I dati ci dicono (tab. 1 e fig. 1) che gli anziani, e in particolare le donne anziane, sono nettamente il gruppo d’età più astensionista. Agli anziani fanno seguito, in questa graduatoria di astensionismo, i giovani. Sulla base del modello precedente, possiamo allora dire che la connotazione principale del fenomeno è quella dell’apatia. Le stesse analisi, che hanno esaminato il fenomeno anche nelle sue variazioni nel tempo, ci dicono che l’astensionismo negli ultimi anni è cresciuto di più fra le donne anziane, fra le persone con istruzione inferiore, fra le persone non occupate: cioè in generale nelle categorie sociali più periferiche. Se il cambiamento investe gli elettori politicamente meno attivi, ossia la periferia politica della società, allora risulta difficile attribuire questa trasformazione a una diffusa protesta sociale.
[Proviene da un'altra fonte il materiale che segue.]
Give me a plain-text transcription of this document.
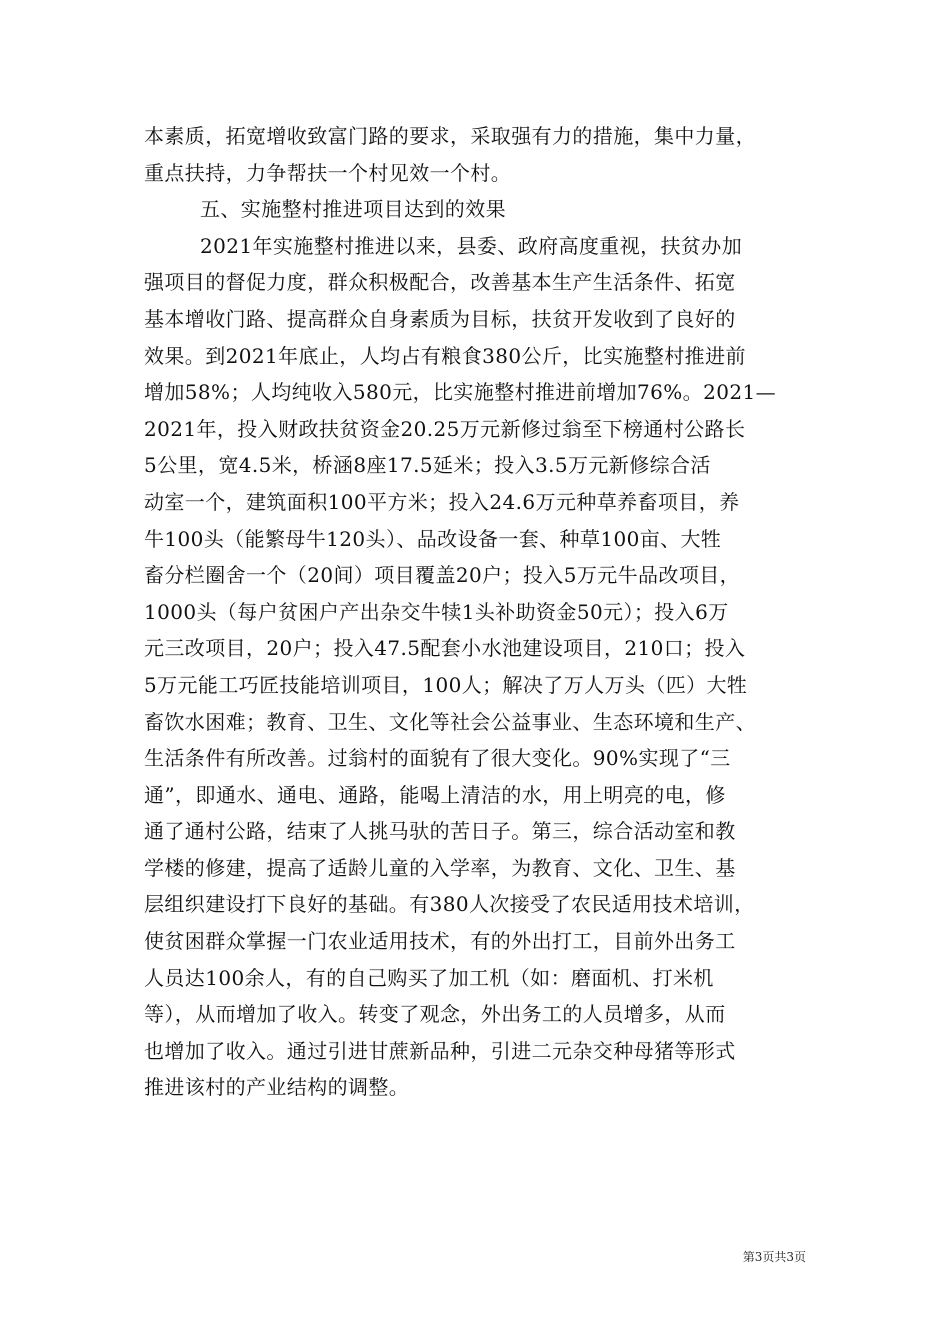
本素质，拓宽增收致富门路的要求，采取强有力的措施，集中力量，
重点扶持，力争帮扶一个村见效一个村。
五、实施整村推进项目达到的效果
2021年实施整村推进以来，县委、政府高度重视，扶贫办加
强项目的督促力度，群众积极配合，改善基本生产生活条件、拓宽
基本增收门路、提高群众自身素质为目标，扶贫开发收到了良好的
效果。到2021年底止，人均占有粮食380公斤，比实施整村推进前
增加58%；人均纯收入580元，比实施整村推进前增加76%。2021—
2021年，投入财政扶贫资金20.25万元新修过翁至下榜通村公路长
5公里，宽4.5米，桥涵8座17.5延米；投入3.5万元新修综合活
动室一个，建筑面积100平方米；投入24.6万元种草养畜项目，养
牛100头（能繁母牛120头）、品改设备一套、种草100亩、大牲
畜分栏圈舍一个（20间）项目覆盖20户；投入5万元牛品改项目，
1000头（每户贫困户产出杂交牛犊1头补助资金50元）；投入6万
元三改项目，20户；投入47.5配套小水池建设项目，210口；投入
5万元能工巧匠技能培训项目，100人；解决了万人万头（匹）大牲
畜饮水困难；教育、卫生、文化等社会公益事业、生态环境和生产、
生活条件有所改善。过翁村的面貌有了很大变化。90%实现了“三
通”，即通水、通电、通路，能喝上清洁的水，用上明亮的电，修
通了通村公路，结束了人挑马驮的苦日子。第三，综合活动室和教
学楼的修建，提高了适龄儿童的入学率，为教育、文化、卫生、基
层组织建设打下良好的基础。有380人次接受了农民适用技术培训，
使贫困群众掌握一门农业适用技术，有的外出打工，目前外出务工
人员达100余人，有的自己购买了加工机（如：磨面机、打米机
等），从而增加了收入。转变了观念，外出务工的人员增多，从而
也增加了收入。通过引进甘蔗新品种，引进二元杂交种母猪等形式
推进该村的产业结构的调整。
第3页共3页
All’origine di questo incremento dell’astensionismo sta quasi certamente non solo e non tanto una trasformazione della cultura politica del paese (minor ideologia, minor passione politica, ecc.), quanto piuttosto lo sfaldamento del vecchio sistema dei partiti, ormai assenti dal territorio e incapaci di mobilitare e portare alle urne l’elettore tiepido.
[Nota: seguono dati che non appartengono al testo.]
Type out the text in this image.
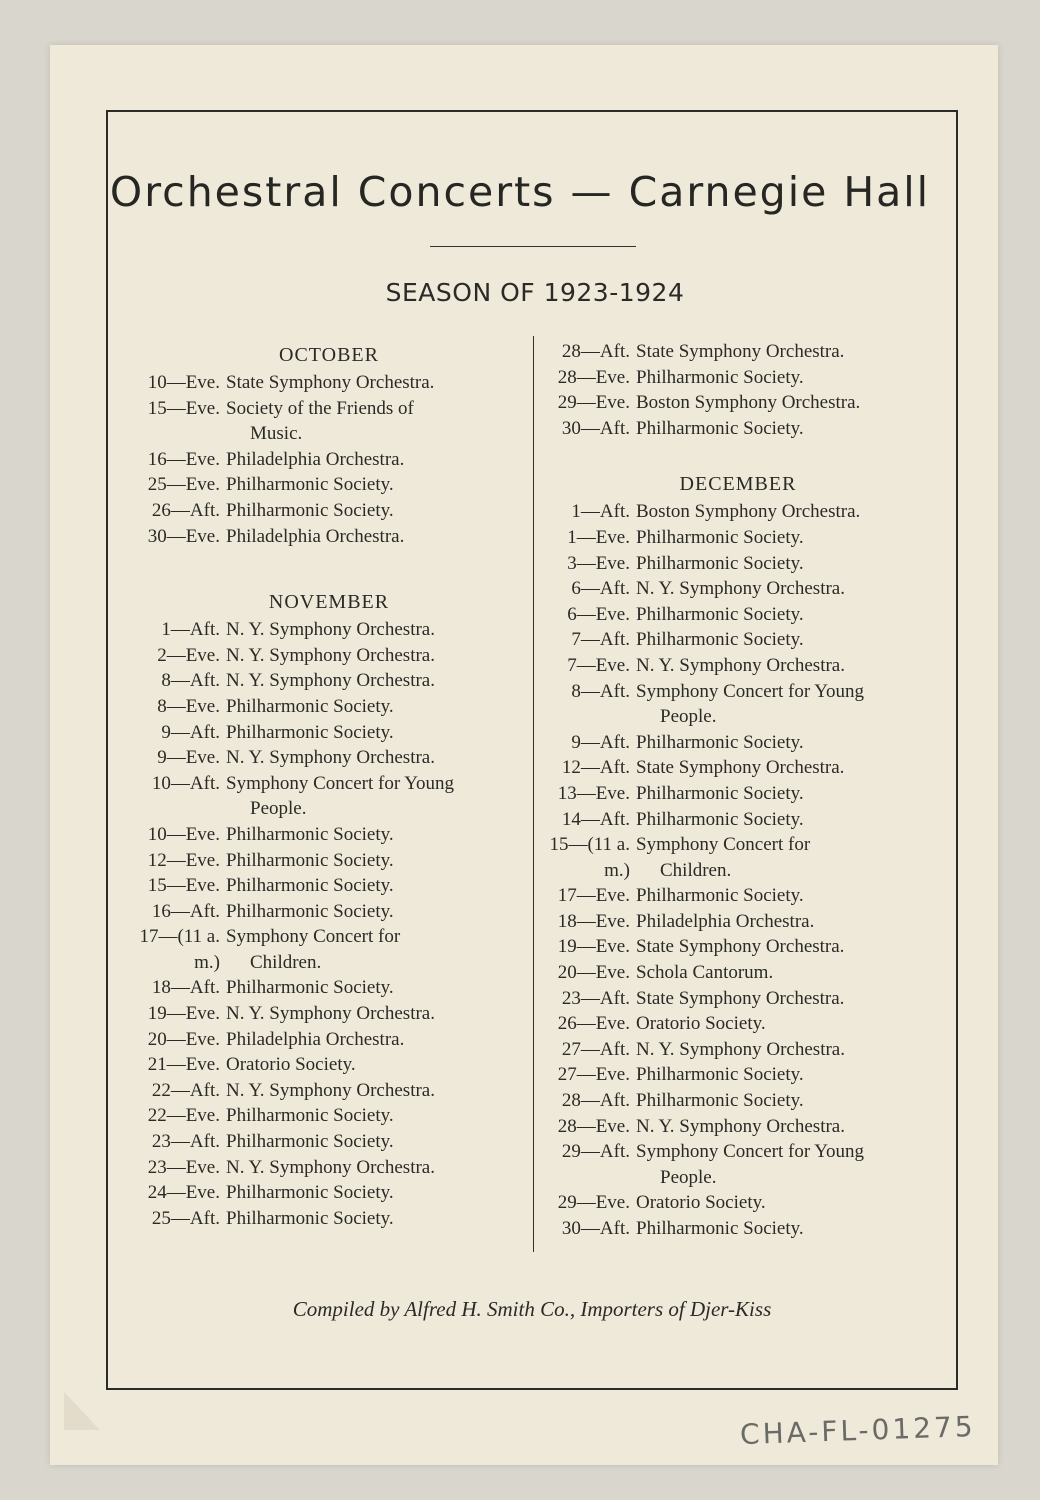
Orchestral Concerts — Carnegie Hall
SEASON OF 1923-1924
OCTOBER
10—Eve. State Symphony Orchestra.
15—Eve. Society of the Friends of
Music.
16—Eve. Philadelphia Orchestra.
25—Eve. Philharmonic Society.
26—Aft. Philharmonic Society.
30—Eve. Philadelphia Orchestra.
NOVEMBER
1—Aft. N. Y. Symphony Orchestra.
2—Eve. N. Y. Symphony Orchestra.
8—Aft. N. Y. Symphony Orchestra.
8—Eve. Philharmonic Society.
9—Aft. Philharmonic Society.
9—Eve. N. Y. Symphony Orchestra.
10—Aft. Symphony Concert for Young
People.
10—Eve. Philharmonic Society.
12—Eve. Philharmonic Society.
15—Eve. Philharmonic Society.
16—Aft. Philharmonic Society.
17—(11 a. m.)
Symphony Concert for
Children.
18—Aft. Philharmonic Society.
19—Eve. N. Y. Symphony Orchestra.
20—Eve. Philadelphia Orchestra.
21—Eve. Oratorio Society.
22—Aft. N. Y. Symphony Orchestra.
22—Eve. Philharmonic Society.
23—Aft. Philharmonic Society.
23—Eve. N. Y. Symphony Orchestra.
24—Eve. Philharmonic Society.
25—Aft. Philharmonic Society.
28—Aft. State Symphony Orchestra.
28—Eve. Philharmonic Society.
29—Eve. Boston Symphony Orchestra.
30—Aft. Philharmonic Society.
DECEMBER
1—Aft. Boston Symphony Orchestra.
1—Eve. Philharmonic Society.
3—Eve. Philharmonic Society.
6—Aft. N. Y. Symphony Orchestra.
6—Eve. Philharmonic Society.
7—Aft. Philharmonic Society.
7—Eve. N. Y. Symphony Orchestra.
8—Aft. Symphony Concert for Young
People.
9—Aft. Philharmonic Society.
12—Aft. State Symphony Orchestra.
13—Eve. Philharmonic Society.
14—Aft. Philharmonic Society.
15—(11 a. m.)
Symphony Concert for
Children.
17—Eve. Philharmonic Society.
18—Eve. Philadelphia Orchestra.
19—Eve. State Symphony Orchestra.
20—Eve. Schola Cantorum.
23—Aft. State Symphony Orchestra.
26—Eve. Oratorio Society.
27—Aft. N. Y. Symphony Orchestra.
27—Eve. Philharmonic Society.
28—Aft. Philharmonic Society.
28—Eve. N. Y. Symphony Orchestra.
29—Aft. Symphony Concert for Young
People.
29—Eve. Oratorio Society.
30—Aft. Philharmonic Society.
Compiled by Alfred H. Smith Co., Importers of Djer-Kiss
CHA-FL-01275
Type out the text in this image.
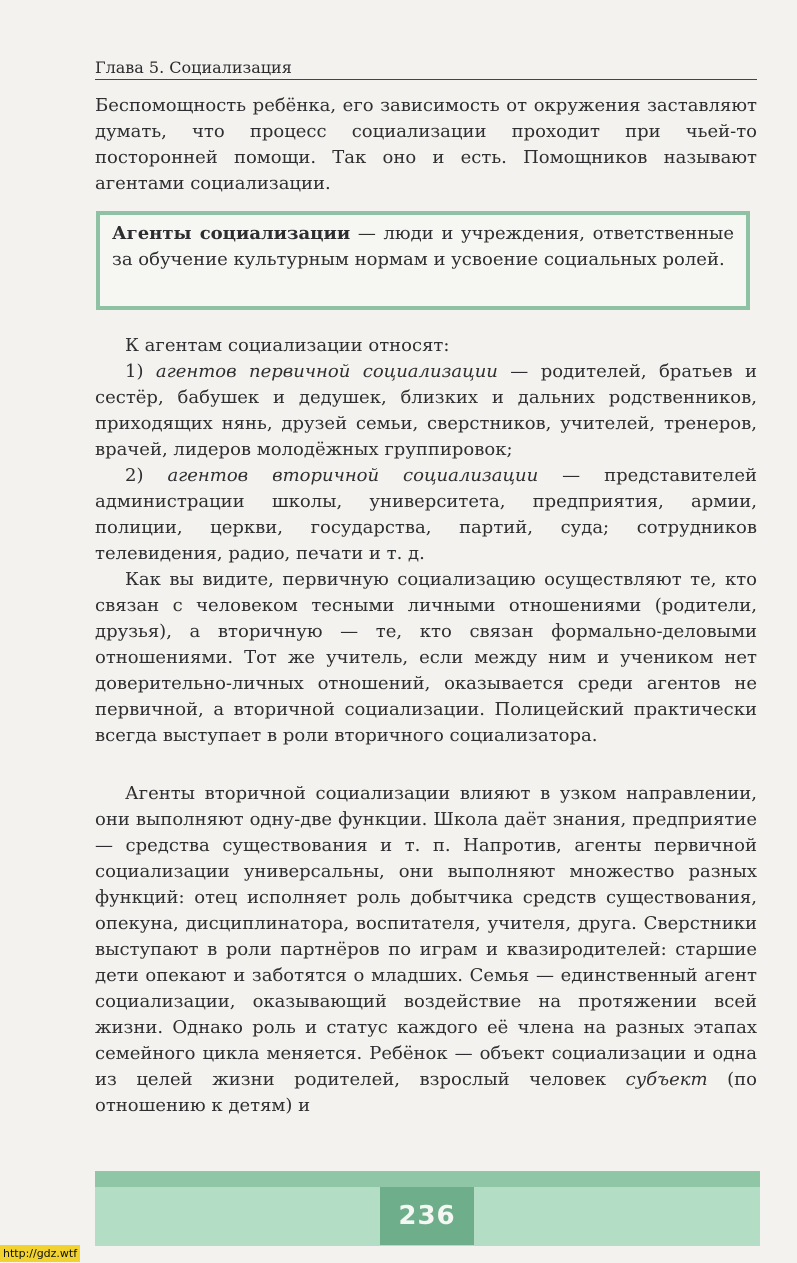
Глава 5. Социализация

Беспомощность ребёнка, его зависимость от окружения заставляют думать, что процесс социализации проходит при чьей-то посторонней помощи. Так оно и есть. Помощников называют агентами социализации.

Агенты социализации — люди и учреждения, ответственные за обучение культурным нормам и усвоение социальных ролей.

К агентам социализации относят:

1) агентов первичной социализации — родителей, братьев и сестёр, бабушек и дедушек, близких и дальних родственников, приходящих нянь, друзей семьи, сверстников, учителей, тренеров, врачей, лидеров молодёжных группировок;

2) агентов вторичной социализации — представителей администрации школы, университета, предприятия, армии, полиции, церкви, государства, партий, суда; сотрудников телевидения, радио, печати и т. д.

Как вы видите, первичную социализацию осуществляют те, кто связан с человеком тесными личными отношениями (родители, друзья), а вторичную — те, кто связан формально-деловыми отношениями. Тот же учитель, если между ним и учеником нет доверительно-личных отношений, оказывается среди агентов не первичной, а вторичной социализации. Полицейский практически всегда выступает в роли вторичного социализатора.

Агенты вторичной социализации влияют в узком направлении, они выполняют одну-две функции. Школа даёт знания, предприятие — средства существования и т. п. Напротив, агенты первичной социализации универсальны, они выполняют множество разных функций: отец исполняет роль добытчика средств существования, опекуна, дисциплинатора, воспитателя, учителя, друга. Сверстники выступают в роли партнёров по играм и квазиродителей: старшие дети опекают и заботятся о младших. Семья — единственный агент социализации, оказывающий воздействие на протяжении всей жизни. Однако роль и статус каждого её члена на разных этапах семейного цикла меняется. Ребёнок — объект социализации и одна из целей жизни родителей, взрослый человек субъект (по отношению к детям) и

236
http://gdz.wtf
2.   Qual è il colore politico di questo astensionismo? Si tratta in prevalenza di elettori tendenzialmente orientati verso il centro-destra oppure verso il centro-sinistra?

L’interrogativo è ritornato di attualità in questi giorni a proposito del dibattito sulla strategia politica della Gad; e cioè se convenga “stanare gli astenuti di casa propria” o non piuttosto cercare di sedurre gli elettori di centro. L’indagine dell’Istituto Cattaneo è in grado di portare elementi utili per rispondere a questo interrogativo, avendo chiesto a circa 500 votanti e a 500 astensionisti di collocarsi sulla scala sinistra-destra (“Pensando alla sue opinioni politiche, lei si collocherebbe a sinistra, centro-sinistra…?”).


Come si può vedere da tab. 2 e fig. 2, i non votanti rispetto ai votanti si caratterizzano soprattutto per il fatto di non accettare di definirsi su questa dimensione politica. Su 100 astenuti, il 46% rifiuta questa etichettatura, che è pure rifiutata, ma in misura minore, da chi ha votato (35%). E’ comprensibile che chi non va a votare sia anche più restio a darsi una collocazione politica. Se poi passiamo a considerare coloro che accettano di dichiarare un orientamento politico, osserviamo che fra gli astenuti la presenza di elettori di centro-destra risulta un po’ maggiore rispetto ai votanti. Questo risultato smentisce dunque l’ipotesi che nell’astensionismo ci sia quel deposito di elettorato di centro-sinistra, mobilitabile da un’opportuna politica “di sinistra”. Come minimo, i dati ci dicono che l’elettorato di centro-sinistra parcheggiato nell’astensione non è maggiore (anzi, tendenzialmente un po’ minore) di quello di centro-destra.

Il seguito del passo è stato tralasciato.